Can an Executor choose not to receive fees?
The flip side to this is naming a friend or family member who works through the Executor tasks and simply chooses not to be compensated. This is actually quite common, and in many countries, expected. Some family members may feel that it is unreasonable for the Executor to receive 5% of the value of a home simply for selling it through a real estate agent (who also receives a percentage of the home). In this case, the Executor will not need to do much work at all to earn $100,000 as a percentage of the sale of a home in downtown Toronto or Vancouver.
Can you leave a bequest to an Executor?
The Executor of your Will can be a beneficiary of the Will.

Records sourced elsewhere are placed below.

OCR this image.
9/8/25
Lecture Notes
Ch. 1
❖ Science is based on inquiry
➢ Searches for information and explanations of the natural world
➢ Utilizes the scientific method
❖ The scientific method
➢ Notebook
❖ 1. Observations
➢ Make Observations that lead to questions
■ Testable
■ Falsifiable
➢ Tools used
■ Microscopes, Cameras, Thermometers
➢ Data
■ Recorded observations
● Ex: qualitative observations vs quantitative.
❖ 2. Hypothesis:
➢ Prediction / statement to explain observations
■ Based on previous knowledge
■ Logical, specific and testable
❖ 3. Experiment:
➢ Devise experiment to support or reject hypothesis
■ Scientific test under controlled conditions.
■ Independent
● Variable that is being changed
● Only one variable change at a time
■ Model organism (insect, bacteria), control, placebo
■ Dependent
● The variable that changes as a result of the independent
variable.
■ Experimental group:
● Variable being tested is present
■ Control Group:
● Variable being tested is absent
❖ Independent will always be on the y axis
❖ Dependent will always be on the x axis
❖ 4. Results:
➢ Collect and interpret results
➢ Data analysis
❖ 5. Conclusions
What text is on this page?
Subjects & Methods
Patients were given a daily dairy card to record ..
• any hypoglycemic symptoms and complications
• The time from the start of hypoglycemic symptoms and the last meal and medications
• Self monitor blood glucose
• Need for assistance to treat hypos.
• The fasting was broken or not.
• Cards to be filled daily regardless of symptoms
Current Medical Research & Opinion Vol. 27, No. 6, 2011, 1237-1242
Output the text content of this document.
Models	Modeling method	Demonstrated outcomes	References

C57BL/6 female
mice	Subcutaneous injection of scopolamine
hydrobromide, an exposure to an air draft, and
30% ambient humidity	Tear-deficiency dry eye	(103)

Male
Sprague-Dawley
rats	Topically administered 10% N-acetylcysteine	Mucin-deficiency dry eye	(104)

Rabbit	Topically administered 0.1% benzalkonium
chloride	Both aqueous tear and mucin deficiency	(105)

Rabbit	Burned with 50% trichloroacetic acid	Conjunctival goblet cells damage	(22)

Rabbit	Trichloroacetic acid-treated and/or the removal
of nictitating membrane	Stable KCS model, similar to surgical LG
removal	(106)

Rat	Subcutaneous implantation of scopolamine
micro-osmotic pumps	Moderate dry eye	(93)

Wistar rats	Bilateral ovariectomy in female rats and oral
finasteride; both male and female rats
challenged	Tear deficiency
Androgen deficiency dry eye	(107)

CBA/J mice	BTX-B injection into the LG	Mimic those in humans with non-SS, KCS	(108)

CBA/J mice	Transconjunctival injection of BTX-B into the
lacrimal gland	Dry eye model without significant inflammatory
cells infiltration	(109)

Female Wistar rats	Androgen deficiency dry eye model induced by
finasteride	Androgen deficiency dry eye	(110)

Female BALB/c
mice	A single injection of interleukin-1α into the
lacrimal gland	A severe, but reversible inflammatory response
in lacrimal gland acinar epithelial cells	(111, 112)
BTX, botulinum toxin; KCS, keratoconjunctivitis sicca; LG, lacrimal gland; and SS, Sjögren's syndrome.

This is very common when a spouse is named as both the Executor of the Will and also the main beneficiary. There are pros and cons to naming your spouse as the Executor of your Will, and we have covered this in a separate post.
However, don’t muddle the two. If you have left $10,000 to your brother, and also appointed your brother as the Executor, you should not assume that this bequest is in lieu of the Executor compensation. The two things should be kept quite separate. Your brother has every right to choose not to serve as Executor, but this should not mean forgoing any bequest given to them in the Will.